# What does a "symmetrically grouped" lag plot tell about the data?

I am trying to do time series forecasting on different data sets.

I created a lag plot on each set and received an unusual, 'symmetric' but grouped pattern:

I would say that this implies a lack of autocorrelation but the separated groups confuse me.

What does this tell about the data?

EDIT: Here is a plot of the same data set itself:
(source: ibin.co)

• It is strange, yes. A plot of the time series, and some description of what the time series is, might help us.
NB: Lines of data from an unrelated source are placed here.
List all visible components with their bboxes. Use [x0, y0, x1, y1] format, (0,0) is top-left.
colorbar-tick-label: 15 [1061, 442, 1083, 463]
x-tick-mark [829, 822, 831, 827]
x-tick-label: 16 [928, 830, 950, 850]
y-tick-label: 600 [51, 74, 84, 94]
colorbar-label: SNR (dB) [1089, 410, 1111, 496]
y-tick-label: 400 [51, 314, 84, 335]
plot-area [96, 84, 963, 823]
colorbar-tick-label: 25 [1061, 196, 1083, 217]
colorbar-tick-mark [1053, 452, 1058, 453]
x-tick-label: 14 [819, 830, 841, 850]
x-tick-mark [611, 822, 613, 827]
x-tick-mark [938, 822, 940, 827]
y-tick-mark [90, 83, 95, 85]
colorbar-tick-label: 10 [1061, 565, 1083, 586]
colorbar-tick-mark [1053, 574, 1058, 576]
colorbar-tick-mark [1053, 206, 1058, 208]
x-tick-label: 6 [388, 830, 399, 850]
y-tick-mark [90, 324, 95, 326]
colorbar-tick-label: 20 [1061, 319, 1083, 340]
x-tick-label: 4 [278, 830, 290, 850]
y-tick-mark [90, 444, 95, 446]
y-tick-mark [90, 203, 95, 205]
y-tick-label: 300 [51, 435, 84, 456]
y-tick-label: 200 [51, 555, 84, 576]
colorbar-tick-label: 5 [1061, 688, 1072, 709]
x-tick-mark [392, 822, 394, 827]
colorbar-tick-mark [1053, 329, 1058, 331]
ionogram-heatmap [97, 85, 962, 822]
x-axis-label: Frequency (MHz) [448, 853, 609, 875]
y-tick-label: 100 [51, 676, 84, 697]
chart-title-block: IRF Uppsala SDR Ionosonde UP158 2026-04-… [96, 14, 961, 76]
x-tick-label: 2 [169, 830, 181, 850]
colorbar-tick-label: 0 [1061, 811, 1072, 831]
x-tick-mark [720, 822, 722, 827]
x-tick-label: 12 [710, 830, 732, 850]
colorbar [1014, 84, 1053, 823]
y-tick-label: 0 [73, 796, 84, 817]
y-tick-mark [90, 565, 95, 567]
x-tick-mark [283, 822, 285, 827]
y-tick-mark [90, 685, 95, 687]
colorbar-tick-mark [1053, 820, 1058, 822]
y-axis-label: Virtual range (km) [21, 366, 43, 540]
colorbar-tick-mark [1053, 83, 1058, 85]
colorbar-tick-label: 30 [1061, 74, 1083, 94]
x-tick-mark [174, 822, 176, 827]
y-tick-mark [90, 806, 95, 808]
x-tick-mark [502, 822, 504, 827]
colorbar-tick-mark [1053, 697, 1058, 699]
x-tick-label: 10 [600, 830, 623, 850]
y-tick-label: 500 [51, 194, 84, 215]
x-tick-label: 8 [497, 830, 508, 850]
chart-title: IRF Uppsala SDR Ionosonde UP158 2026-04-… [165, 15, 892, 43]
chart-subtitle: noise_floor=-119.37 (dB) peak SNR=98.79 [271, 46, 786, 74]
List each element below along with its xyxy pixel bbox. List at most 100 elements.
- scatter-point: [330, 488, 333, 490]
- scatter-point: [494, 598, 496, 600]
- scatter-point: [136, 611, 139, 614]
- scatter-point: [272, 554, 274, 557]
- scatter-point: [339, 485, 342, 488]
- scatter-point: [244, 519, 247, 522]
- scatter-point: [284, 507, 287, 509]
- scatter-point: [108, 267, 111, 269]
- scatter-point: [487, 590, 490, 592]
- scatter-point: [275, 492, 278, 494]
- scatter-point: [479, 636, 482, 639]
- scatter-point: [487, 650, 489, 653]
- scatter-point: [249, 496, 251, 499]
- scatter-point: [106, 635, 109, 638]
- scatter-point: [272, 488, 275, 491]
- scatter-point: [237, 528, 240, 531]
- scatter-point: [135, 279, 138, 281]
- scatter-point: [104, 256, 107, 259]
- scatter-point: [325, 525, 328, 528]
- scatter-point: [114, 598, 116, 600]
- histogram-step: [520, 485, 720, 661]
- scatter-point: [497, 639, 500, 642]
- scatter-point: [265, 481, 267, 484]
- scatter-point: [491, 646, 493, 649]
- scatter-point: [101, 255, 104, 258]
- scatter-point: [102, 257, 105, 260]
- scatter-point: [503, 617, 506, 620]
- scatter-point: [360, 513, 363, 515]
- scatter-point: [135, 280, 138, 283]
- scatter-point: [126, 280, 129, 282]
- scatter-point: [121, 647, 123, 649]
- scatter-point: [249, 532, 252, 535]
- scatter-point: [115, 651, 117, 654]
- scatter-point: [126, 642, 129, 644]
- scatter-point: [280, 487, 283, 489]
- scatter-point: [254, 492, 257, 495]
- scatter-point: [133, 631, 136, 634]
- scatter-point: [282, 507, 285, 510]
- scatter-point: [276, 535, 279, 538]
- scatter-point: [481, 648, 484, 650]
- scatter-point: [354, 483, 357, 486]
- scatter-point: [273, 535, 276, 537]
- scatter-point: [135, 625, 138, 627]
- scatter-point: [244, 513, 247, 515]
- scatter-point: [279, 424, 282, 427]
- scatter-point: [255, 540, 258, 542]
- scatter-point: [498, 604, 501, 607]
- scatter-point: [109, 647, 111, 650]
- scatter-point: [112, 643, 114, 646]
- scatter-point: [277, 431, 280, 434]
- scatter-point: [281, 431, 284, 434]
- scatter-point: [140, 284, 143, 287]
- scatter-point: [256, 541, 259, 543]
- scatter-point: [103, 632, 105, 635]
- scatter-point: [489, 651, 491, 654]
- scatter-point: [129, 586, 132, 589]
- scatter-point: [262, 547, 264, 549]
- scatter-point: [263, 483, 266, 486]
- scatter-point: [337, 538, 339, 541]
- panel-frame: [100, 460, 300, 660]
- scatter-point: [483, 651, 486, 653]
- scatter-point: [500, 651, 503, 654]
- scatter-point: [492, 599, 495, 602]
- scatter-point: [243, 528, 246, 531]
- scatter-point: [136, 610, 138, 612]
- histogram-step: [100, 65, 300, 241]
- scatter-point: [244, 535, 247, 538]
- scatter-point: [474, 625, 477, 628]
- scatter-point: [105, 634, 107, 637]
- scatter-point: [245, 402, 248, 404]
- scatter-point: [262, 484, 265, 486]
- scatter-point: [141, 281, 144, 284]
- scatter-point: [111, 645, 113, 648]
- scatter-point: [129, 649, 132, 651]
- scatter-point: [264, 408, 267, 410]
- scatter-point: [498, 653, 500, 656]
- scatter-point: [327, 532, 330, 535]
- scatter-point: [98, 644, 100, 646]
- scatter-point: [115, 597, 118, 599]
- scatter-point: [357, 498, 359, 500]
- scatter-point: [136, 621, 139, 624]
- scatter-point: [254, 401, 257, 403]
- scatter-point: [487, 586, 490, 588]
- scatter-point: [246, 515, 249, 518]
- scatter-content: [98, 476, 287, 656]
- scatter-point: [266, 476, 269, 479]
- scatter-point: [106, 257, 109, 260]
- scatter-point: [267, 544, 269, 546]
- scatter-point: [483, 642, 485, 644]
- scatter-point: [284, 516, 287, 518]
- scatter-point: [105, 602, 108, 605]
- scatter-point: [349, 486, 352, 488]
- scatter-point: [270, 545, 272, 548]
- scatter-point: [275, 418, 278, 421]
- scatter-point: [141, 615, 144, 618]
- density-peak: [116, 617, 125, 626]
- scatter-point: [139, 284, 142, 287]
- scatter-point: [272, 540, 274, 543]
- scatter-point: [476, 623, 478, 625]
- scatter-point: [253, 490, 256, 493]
Oct 8, 2018 at 18:15
• Be careful when inferring no-trend from scatter-plot point-clouds and non-transparent points. It's impossible to discern the actual frequency of observations that fall in a specific cloud. Use a hexbin or transparent point-fills instead. Or estimate the actual trendline. Oct 9, 2018 at 15:22

It tells you that the $$y(t)$$ are grouped around -5, 0 and 5.
As the central point seams to be less represented, the variable $$y(t)$$ and $$y(t+1)$$ are correlated, but maybe not in a linear way.
To go further (if the data is not simulated), you should first ask if the values $$\pm10$$, $$\pm15$$ and $$\pm20$$ have a meaning or if they are outliers. You can then introduce the variable $$y^*(t) = 5* round(\frac {y(t)}{5})$$ which is equal to -5, 0 and 5 which ever is the nearest. Then study the randomness $$\epsilon(t) = y(t)-y^*(t)$$. You can also study the lag correlation between $$y^*(t)$$ and $$y^*(t+1)$$ with a probability transition matrix (instead of a graph).